How do you figure this out for your business? Start by determining which applications are critical to running your business. These are often the applications that you need to make sales or make product. Then determine the business needs, your RTO and RPO for your critical applications.
Quick Review: Your recovery time objective (RTO) is the time period after a disaster in which business functions need to be restored. This is the length of time after a failure occurs that you need to be back in operation.
Your recovery point objective (RPO) is the age of files that must be recovered from a backup or other mechanism. The RPO is expressed backward in time (that is, into the past) from the instant at which the failure occurs. This is a measure of how old the data can be when you come back up.
The actual recovery time has several components depending on the exact reason you need to recover. It may include the time to get back to a working infrastructure. After that it depends on the time needed to actually recover your data.
For a backup-only recovery plan, the data portion of the recovery is determined by how fast you can reload your data. Even if the data is local implying zero time to locate and connect the data, you are looking at ten seconds to reload 1GB (gigabyte), and therefore between 2.5 and 3 hours to reload 1TB (terabyte = 1,000 GB).
McKinsey & Co. report that nearly all sectors in the US economy have an average of at least 200 TB of stored data per company employing more than 1,000. It will take more than three weeks to reload that much data through a single recovery channel. That time can be significantly reduced if you your data and servers can support multiple parallel channels.
Of course if the data is off-site, the time can increase significantly. As Mr. Bower pointed out, over even a fast network you are looking at a minimum of 10 days per TB. Multiple simultaneous paths usually don’t help much: somewhere there is probably a network bottleneck that will limit the gains you can get.

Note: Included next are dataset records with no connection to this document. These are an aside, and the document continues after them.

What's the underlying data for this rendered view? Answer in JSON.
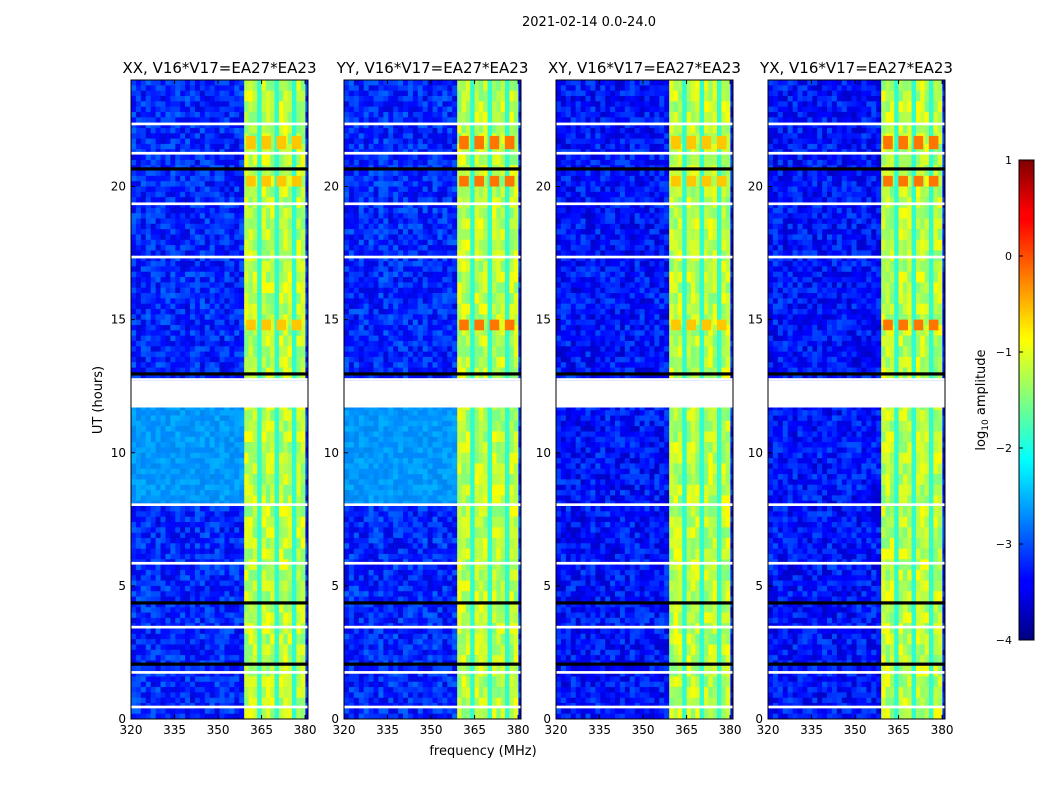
{
  "suptitle": "2021-02-14 0.0-24.0",
  "ylabel": "UT (hours)",
  "xlabel": "frequency (MHz)",
  "colorbar": {
    "label_prefix": "log",
    "label_sub": "10",
    "label_suffix": " amplitude",
    "ticks": [
      "1",
      "0",
      "−1",
      "−2",
      "−3",
      "−4"
    ],
    "tick_values": [
      1,
      0,
      -1,
      -2,
      -3,
      -4
    ],
    "range": [
      -4,
      1
    ],
    "colormap": "jet"
  },
  "colors": {
    "background": "#ffffff",
    "flagged": "#ffffff",
    "gap": "#000000"
  },
  "chart_data": [
    {
      "type": "heatmap",
      "panel": 1,
      "title": "XX, V16*V17=EA27*EA23",
      "xlabel": "",
      "ylabel": "UT (hours)",
      "xlim": [
        320,
        381
      ],
      "ylim": [
        0,
        24
      ],
      "xticks": [
        "320",
        "335",
        "350",
        "365",
        "380"
      ],
      "xtick_values": [
        320,
        335,
        350,
        365,
        380
      ],
      "yticks": [
        "0",
        "5",
        "10",
        "15",
        "20"
      ],
      "ytick_values": [
        0,
        5,
        10,
        15,
        20
      ],
      "rfi_band_mhz": [
        359,
        380
      ],
      "noise_level_log10_amplitude": -3.2,
      "flagged_hours": [
        0.4,
        1.7,
        3.4,
        5.8,
        8.0,
        11.7,
        12.7,
        17.3,
        19.3,
        21.2,
        22.3
      ]
    },
    {
      "type": "heatmap",
      "panel": 2,
      "title": "YY, V16*V17=EA27*EA23",
      "xlabel": "frequency (MHz)",
      "ylabel": "",
      "xlim": [
        320,
        381
      ],
      "ylim": [
        0,
        24
      ],
      "xticks": [
        "320",
        "335",
        "350",
        "365",
        "380"
      ],
      "xtick_values": [
        320,
        335,
        350,
        365,
        380
      ],
      "yticks": [
        "0",
        "5",
        "10",
        "15",
        "20"
      ],
      "ytick_values": [
        0,
        5,
        10,
        15,
        20
      ],
      "rfi_band_mhz": [
        359,
        380
      ],
      "noise_level_log10_amplitude": -3.2,
      "flagged_hours": [
        0.4,
        1.7,
        3.4,
        5.8,
        8.0,
        11.7,
        12.7,
        17.3,
        19.3,
        21.2,
        22.3
      ]
    },
    {
      "type": "heatmap",
      "panel": 3,
      "title": "XY, V16*V17=EA27*EA23",
      "xlabel": "",
      "ylabel": "",
      "xlim": [
        320,
        381
      ],
      "ylim": [
        0,
        24
      ],
      "xticks": [
        "320",
        "335",
        "350",
        "365",
        "380"
      ],
      "xtick_values": [
        320,
        335,
        350,
        365,
        380
      ],
      "yticks": [
        "0",
        "5",
        "10",
        "15",
        "20"
      ],
      "ytick_values": [
        0,
        5,
        10,
        15,
        20
      ],
      "rfi_band_mhz": [
        359,
        380
      ],
      "noise_level_log10_amplitude": -3.3,
      "flagged_hours": [
        0.4,
        1.7,
        3.4,
        5.8,
        8.0,
        11.7,
        12.7,
        17.3,
        19.3,
        21.2,
        22.3
      ]
    },
    {
      "type": "heatmap",
      "panel": 4,
      "title": "YX, V16*V17=EA27*EA23",
      "xlabel": "",
      "ylabel": "",
      "xlim": [
        320,
        381
      ],
      "ylim": [
        0,
        24
      ],
      "xticks": [
        "320",
        "335",
        "350",
        "365",
        "380"
      ],
      "xtick_values": [
        320,
        335,
        350,
        365,
        380
      ],
      "yticks": [
        "0",
        "5",
        "10",
        "15",
        "20"
      ],
      "ytick_values": [
        0,
        5,
        10,
        15,
        20
      ],
      "rfi_band_mhz": [
        359,
        380
      ],
      "noise_level_log10_amplitude": -3.3,
      "flagged_hours": [
        0.4,
        1.7,
        3.4,
        5.8,
        8.0,
        11.7,
        12.7,
        17.3,
        19.3,
        21.2,
        22.3
      ]
    }
  ]
}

As a good friend once said, “Never underestimate the band pass of a 747.” If your data is remote, consider telling your backup service to FedEx you the data overnight on hard disk drives. You may have to pay the local load time twice (once at the backup service side and once at your side), but in the long run it will be faster even for a single TB.
This reload time is your minimum recovery time. How does that compare with your business-driven RTO?

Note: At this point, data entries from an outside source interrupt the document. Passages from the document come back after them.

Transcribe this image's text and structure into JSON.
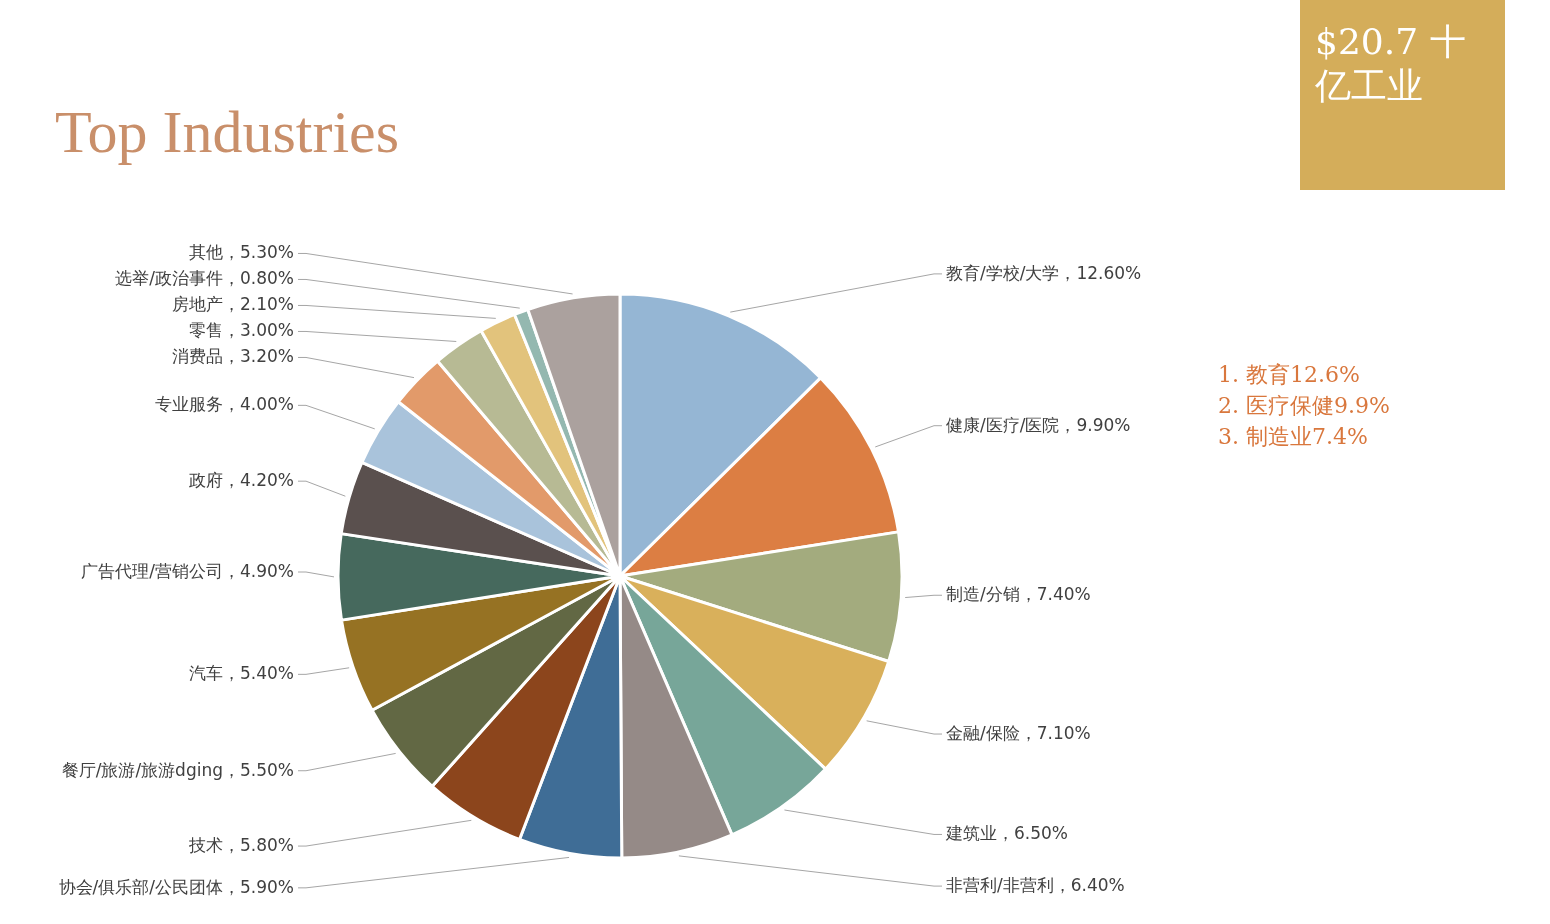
{
  "chart_data": {
    "type": "pie",
    "title": "Top Industries",
    "categories": [
      "教育/学校/大学",
      "健康/医疗/医院",
      "制造/分销",
      "金融/保险",
      "建筑业",
      "非营利/非营利",
      "协会/俱乐部/公民团体",
      "技术",
      "餐厅/旅游/旅游dging",
      "汽车",
      "广告代理/营销公司",
      "政府",
      "专业服务",
      "消费品",
      "零售",
      "房地产",
      "选举/政治事件",
      "其他"
    ],
    "values": [
      12.6,
      9.9,
      7.4,
      7.1,
      6.5,
      6.4,
      5.9,
      5.8,
      5.5,
      5.4,
      4.9,
      4.2,
      4.0,
      3.2,
      3.0,
      2.1,
      0.8,
      5.3
    ],
    "value_labels": [
      "12.60%",
      "9.90%",
      "7.40%",
      "7.10%",
      "6.50%",
      "6.40%",
      "5.90%",
      "5.80%",
      "5.50%",
      "5.40%",
      "4.90%",
      "4.20%",
      "4.00%",
      "3.20%",
      "3.00%",
      "2.10%",
      "0.80%",
      "5.30%"
    ],
    "colors": [
      "#95b6d4",
      "#dc7e43",
      "#a3ab7e",
      "#d9b05b",
      "#77a699",
      "#958a87",
      "#3f6d96",
      "#8c451c",
      "#626844",
      "#967223",
      "#46695d",
      "#5a504e",
      "#a9c3db",
      "#e29a6a",
      "#b7ba94",
      "#e2c37c",
      "#94b8b0",
      "#aba19e"
    ],
    "annotations": [
      "$20.7 十亿工业",
      "1.  教育12.6%",
      "2.  医疗保健9.9%",
      "3.  制造业7.4%"
    ]
  }
}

The other aspect of recovery is where in time are you after you reload the data from the backup? You have lost everything you did since that backup. If you have daily backups at the end of the day, then everything you did the day of the event that forced the recovery must be redone. Somehow. The frequency of your backup is the best RPO you can meet.
How long will it take to recovery the transactions that occurred since the last backup? Do you have a documented procedure to accomplish that? Are you able to recover those transactions? Where is the data stored that enables you to recover those transactions? Can that data be lost or damaged?
The last word:
I got a phone call from a customer at 7AM one morning. They had had a fire overnight that completely destroyed their building. A couple of concrete walls and a pile of smoldering rubble less than 2 feet tall was all that remained. It was a relatively small organization – about a dozen people, networked computers, 99% of their customer contact was over the phone, and one critical database that controlled everything they did. I called a local hotel and got them a couple of adjacent conference rooms, called the computer vendor and arranged for replacement computers and network gear to be delivered to the hotel that morning, and the phone company to relocate their lines to the hotel. By early afternoon we had everything ready to go, and I asked them for their last backup. I had documented a procedure where they made a backup every night as they closed up for the day, and one clerk was supposed to take the backup home. They had separate media for each day of the week, all of which they had left sitting on top of the server.
Fortunately for them, I had created a backup when I went in one weekend a couple of months earlier to make some significant system updates, and still had it. By 3PM they were up and operational, but, unfortunately, with a two month old database.
For a very serious disaster, their actual recovery time was eight hours, but their actual recovery point was two months. They spent the next three months trying to recover all of the data they lost over those two months.
Don’t let this be your story.
Keep your sense of humor.